Many analysts are downgrading Cisco's stock after a hugely successful 2006. Does it deserve it?

Raymond McConville

January 17, 2007

3 Min Read
Cisco Shares Get Smacked

Wall Street analyst downgrades have helped knocked down shares of Cisco Systems Inc. (Nasdaq: CSCO), with the stock under serious pressure this week.

Cisco shares fell 3 percent on Tuesday and another 4 percent today. Analysts from Prudential Equity Group LLC and Banc of America Securities LLC downgraded the stock this week, and a hedge-fund source said that Merrill Lynch & Co. Inc. analysts had less-than-happy things to say about the stock to clients today, though Light Reading could not confirm whether or not Merrill downgraded it. Merrill Lynch did not return phone calls seeking comment. Cisco shares gained 70 percent in 2006.

"After lagging in 2005, revenue growth slowly caught up with order growth throughout 2006," said Prudential analyst Inder Singh on a conference call yesterday, announcing his downgrade of the stock. "Now sales and orders are growing at the same rate. Clearly, sales can't grow faster than orders, so we see little room for upside."

The reality seems to be that that the market for routing and switch equipment is still growing, but slowing down. In a report titled "We Believe it's as Good as it Gets," Banc of America analysts said Cisco's business has certainly been firing on all cylinders, but that's exactly the problem -- there are no more cylinders. "Market research shows that Cisco's market share has peaked in several of its businesses, particularly the core enterprise switching and IP routing segments," according to the Banc of America report, written by analyst Tim Long.

Cisco has now turned its focus into new consumer markets, which could be poised for growth in 2007. Can Cisco enjoy the same success in this market that it does in its routing and switching business? "The Linksys acquisition is the centerpiece of Cisco's strategy to get into the connected home market. I think this was a smart move that will position them strongly," said Andrew Schmitt, general partner of Nyquist Capital .

But Cisco might be entering a small market with an already daunting roster of participants. Among those seeking entry are Alcatel-Lucent (NYSE: ALU), Apple Inc. (Nasdaq: AAPL), which introduced Apple TV at CES last week, Ericsson AB (Nasdaq: ERIC), Motorola Inc. (NYSE: MOT), and Microsoft Corp. (Nasdaq: MSFT). (See Apple Intros Phone, TV.)

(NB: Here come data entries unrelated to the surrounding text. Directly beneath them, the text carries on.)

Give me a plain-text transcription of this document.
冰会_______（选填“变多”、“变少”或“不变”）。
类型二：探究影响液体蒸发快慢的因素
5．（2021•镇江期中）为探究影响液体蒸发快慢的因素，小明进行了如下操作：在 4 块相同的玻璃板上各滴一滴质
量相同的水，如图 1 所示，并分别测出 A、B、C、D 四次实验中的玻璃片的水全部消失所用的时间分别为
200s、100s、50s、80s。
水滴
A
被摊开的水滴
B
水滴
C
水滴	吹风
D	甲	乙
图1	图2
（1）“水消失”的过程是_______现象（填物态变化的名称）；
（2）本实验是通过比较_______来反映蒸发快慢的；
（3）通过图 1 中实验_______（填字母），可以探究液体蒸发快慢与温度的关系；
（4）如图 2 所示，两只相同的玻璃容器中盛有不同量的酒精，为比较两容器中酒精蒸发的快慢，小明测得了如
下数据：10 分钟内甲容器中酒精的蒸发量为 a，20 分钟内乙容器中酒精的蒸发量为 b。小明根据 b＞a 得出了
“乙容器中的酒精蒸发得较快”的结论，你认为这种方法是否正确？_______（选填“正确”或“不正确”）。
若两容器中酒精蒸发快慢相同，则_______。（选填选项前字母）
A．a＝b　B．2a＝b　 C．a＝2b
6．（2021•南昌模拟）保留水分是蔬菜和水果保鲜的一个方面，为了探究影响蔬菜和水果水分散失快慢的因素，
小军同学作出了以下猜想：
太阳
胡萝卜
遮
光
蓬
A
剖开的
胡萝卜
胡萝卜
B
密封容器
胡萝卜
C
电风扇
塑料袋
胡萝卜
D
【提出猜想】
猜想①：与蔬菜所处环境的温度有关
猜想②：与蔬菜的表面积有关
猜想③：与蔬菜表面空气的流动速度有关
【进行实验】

That's a lot of heavy hitters for a market that is currently very small. "The IPTV market was $1 billion in 2006 which is not very big," said Prudential's Singh. "It is growing, but it is still small. Cisco is trying to get into this very crowded market."

Schmitt doesn't see the big names as an obstacle for Cisco, but he agrees that despite whatever success Cisco has, it won't be big enough. "I wouldn't worry about Apple because they don't have a relationship with carriers like Cisco does. However, you have to look at the dollar magnitude of the market."

So Cisco enters 2007 with plenty of skepticism about whether it can live up to expectations. But still, analysts say there's no reason to expect an extended bear market in the stock. "If you have an investment timeframe of 2 to 3 years, then Cisco is a good buy, but they will be treading water for a while," concluded Singh. Cisco will hold its quarterly earnings call on February 6.